Dying Architectures

Tue Oct 8 09:20:48 AEST 1985

> >From: ray at othervax.UUCP (Raymond D. Dunn)
> >It is intersting to note in the discussions re short, longs etc. that
> >portability seems to be regarded as a major reason-d'etre for much
> >coding activity.
> >
> >All very well if portability can become ingrained in our way of thinking
> >just as block-structuring has now become (to some), but it should be noted
> >that in this big bad commercial world we (some of us) live in, very few
> >software projects can afford to schedule "extra" time for designing in, and
> >testing, the portability of code.  Yes, in the long run, it is maybe
> >worthwhile, but often it falls into the same category as generalising your
> >code as opposed to making it specific - a good thing to do, but often
> >commercially/practically unjustified.

While I am generally not a strict portability freak, I would have to
agree with the first clause of the preceding paragraph. That is,
Portability as context for prgramming, as opposed to content. When you
do it right the first time, you don't have to go back or budget extra
time. I doubt if it takes Guy Harris any longer to write portably, he
just *thinks* that way. 

> Astounding! I guess you have a right to your opinion, what company do
> you work for and exactly what processor is your code tied to so I know
> exactly when to sell short on your stock? DEC-20? IBM7094? Z80? TIMEX/1000?
> DEC-10? 8008? PDP-8? DG/NOVA? SDS(XDS)? need I go on....
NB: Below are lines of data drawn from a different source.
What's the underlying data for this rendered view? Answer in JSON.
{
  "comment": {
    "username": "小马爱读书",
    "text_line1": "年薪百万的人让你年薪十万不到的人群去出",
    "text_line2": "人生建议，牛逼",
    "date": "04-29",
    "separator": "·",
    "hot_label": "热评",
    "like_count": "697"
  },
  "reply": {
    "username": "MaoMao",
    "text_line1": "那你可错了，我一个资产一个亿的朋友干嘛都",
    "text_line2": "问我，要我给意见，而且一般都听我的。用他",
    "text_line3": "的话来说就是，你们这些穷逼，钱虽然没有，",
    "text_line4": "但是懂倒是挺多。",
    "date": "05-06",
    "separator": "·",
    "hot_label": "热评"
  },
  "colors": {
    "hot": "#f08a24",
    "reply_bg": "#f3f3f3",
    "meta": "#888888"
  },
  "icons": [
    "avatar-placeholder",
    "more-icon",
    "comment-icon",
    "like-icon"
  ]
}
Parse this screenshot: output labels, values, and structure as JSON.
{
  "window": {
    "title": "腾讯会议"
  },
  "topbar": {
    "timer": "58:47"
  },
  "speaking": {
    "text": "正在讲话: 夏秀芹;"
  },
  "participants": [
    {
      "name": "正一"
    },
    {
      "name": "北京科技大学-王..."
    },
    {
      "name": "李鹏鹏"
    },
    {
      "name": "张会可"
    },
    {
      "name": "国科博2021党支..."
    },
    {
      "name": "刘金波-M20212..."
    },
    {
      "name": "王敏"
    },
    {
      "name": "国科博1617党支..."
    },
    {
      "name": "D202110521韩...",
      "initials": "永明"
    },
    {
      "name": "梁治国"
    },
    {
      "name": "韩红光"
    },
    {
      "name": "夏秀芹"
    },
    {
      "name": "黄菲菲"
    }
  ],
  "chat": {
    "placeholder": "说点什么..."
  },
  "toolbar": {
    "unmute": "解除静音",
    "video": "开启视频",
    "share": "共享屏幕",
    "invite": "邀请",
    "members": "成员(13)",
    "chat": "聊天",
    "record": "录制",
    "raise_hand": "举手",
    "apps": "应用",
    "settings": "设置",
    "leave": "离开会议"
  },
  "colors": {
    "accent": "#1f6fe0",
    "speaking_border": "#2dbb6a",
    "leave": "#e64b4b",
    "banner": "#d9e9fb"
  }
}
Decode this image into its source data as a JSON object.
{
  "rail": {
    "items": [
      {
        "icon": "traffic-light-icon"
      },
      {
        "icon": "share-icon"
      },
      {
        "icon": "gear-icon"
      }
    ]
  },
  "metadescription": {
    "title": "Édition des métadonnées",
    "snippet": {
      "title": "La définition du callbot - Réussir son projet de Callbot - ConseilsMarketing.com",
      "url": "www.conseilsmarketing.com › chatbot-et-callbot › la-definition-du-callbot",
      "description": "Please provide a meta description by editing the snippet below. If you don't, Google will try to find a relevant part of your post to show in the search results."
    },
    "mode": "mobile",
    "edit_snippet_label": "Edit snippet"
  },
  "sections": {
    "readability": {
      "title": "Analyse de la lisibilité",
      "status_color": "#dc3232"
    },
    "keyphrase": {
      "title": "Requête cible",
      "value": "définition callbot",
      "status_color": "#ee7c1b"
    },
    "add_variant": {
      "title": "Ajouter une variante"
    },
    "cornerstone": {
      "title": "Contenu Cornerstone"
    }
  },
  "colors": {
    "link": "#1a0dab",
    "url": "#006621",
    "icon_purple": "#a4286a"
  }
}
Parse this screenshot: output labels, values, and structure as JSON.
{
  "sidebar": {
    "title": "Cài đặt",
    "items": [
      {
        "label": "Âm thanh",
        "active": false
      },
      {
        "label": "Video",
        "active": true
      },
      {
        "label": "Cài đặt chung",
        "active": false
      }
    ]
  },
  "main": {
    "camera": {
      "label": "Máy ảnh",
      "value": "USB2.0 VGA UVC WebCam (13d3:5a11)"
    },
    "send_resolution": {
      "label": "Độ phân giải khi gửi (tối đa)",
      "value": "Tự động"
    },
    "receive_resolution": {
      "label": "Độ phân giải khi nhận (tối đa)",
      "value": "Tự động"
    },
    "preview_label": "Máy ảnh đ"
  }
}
Good point, but you are mentioning dinosaurs. With the exception of the
Z80 & the DEC machines, (well maybe NOVA, but they are rare) all these
machines are dead. Maybe that was your point. See below.
> Maybe you should have a little chat with some of the vendors of code for
> those machines about portability and it's relationship to commercial
> survival, as the old expression goes, you more likely can't afford *not*
> to spend the extra time. Sit down and extrapolate the life span of a processor
> coming to market today (hint: it's shrinking.)*
> *exception: ibm370 architecture, give or take XA I assume it will be around
> forever, tho that still might exclude new markets for your software.
It is often said that the whole world is not a VAX. Too bad. That's like
saying all (wo)men are not saint(e)s. It all started with the PDP-11,
which defined the basic instruxion set architexure for practically all
new machines. Take a look at the 68000 & say, `this is a pdp-11.'
Take a look at the National 32032 & say `this is a VAX'. Take a look
at the Zilog z800[0[0]] & say `this is a PDP or a VAX'. The basix of
these machines seems to be:

	1) an array of <power of two> registers.
	2) 8 bit bytes, 16 bit words, 32 bit longs
	3) stack pointer with pre-decrement push, post-increment pop
	4) NZVC condition codes set by computational instruxions
	5) 16 branches testing the above
	6) monads: clear, negate, complement, increment, decrement, test,
		shift/rotate left/right
	7) dyads: add, sub, mul, div, and, or, xor, mov, cmp
	8) aux: jsr, rts, jmp

Variations exist and are relatively minor compared to the similarity.

> Perhaps more practically, if you can learn to code reasonably portably,
> you usually can avoid the major pitfalls and fix a piece of code to be
> actually portable when the need arises without too much trouble (no
> flames, I know, a 200,000 line system would be better off portable to
> start, but if it's reasonable it could be fixed *more* easily than re-written.)
> 	-Barry Shein, Boston University

Couldn't agree more with this paragraph. Especially the last statement.
I might add, tho, that even a program with serious portability problems
is easier to port than rewrite from scratch (assuming that it measures
up on other grounds, like modularity).